In the end, God has given the sword to the government. It is the government's role to punish. The same Bible that says this is by no means ignorant as to the great evil that government may embody. The church was on the receiving end of much harsh persecution. They understood that governments can be corrupt. Nevertheless, they also understood that God is sovereign over the institution to whom he gives the sword, and they understood the means that God had given to the church to use, which conflict greatly with a Christian's use of this sword (see church father quotes). The Christians of the early church embraced the suffering Christ had promised would be theirs, submitted to the authorities God had ordained rather than claiming they were illegitimate, and loved unto death rather than seeking to preserve their own lives.

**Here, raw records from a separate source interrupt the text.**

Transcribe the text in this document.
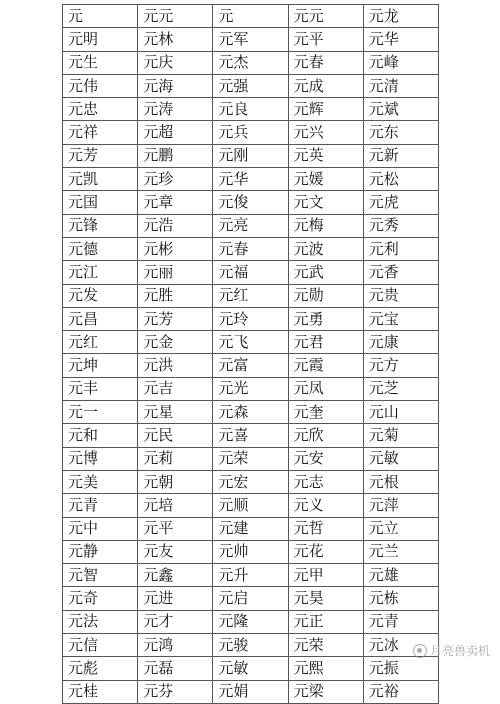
元	元元	元	元元	元龙
元明	元林	元军	元平	元华
元生	元庆	元杰	元春	元峰
元伟	元海	元强	元成	元清
元忠	元涛	元良	元辉	元斌
元祥	元超	元兵	元兴	元东
元芳	元鹏	元刚	元英	元新
元凯	元珍	元华	元媛	元松
元国	元章	元俊	元文	元虎
元锋	元浩	元亮	元梅	元秀
元德	元彬	元春	元波	元利
元江	元丽	元福	元武	元香
元发	元胜	元红	元勋	元贵
元昌	元芳	元玲	元勇	元宝
元红	元金	元飞	元君	元康
元坤	元洪	元富	元霞	元方
元丰	元吉	元光	元凤	元芝
元一	元星	元森	元奎	元山
元和	元民	元喜	元欣	元菊
元博	元莉	元荣	元安	元敏
元美	元朝	元宏	元志	元根
元青	元培	元顺	元义	元萍
元中	元平	元建	元哲	元立
元静	元友	元帅	元花	元兰
元智	元鑫	元升	元甲	元雄
元奇	元进	元启	元昊	元栋
元法	元才	元隆	元正	元青
元信	元鸿	元骏	元荣	元冰
元彪	元磊	元敏	元熙	元振
元桂	元芬	元娟	元梁	元裕
月亮兽卖机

Pacifism is the most loving action one can have. It elevates all life, even the life of enemies. It says that another's life is more important than my own and more important than any suffering I may have to endure. It says that I will put my life on the line to help others even though I myself am defenseless. It says that the message of the gospel is more important than my life, and I will abstain from taking my assailant's life so that they might one day have the opportunity to hear explained what they see me demonstrate in the laying down of my life.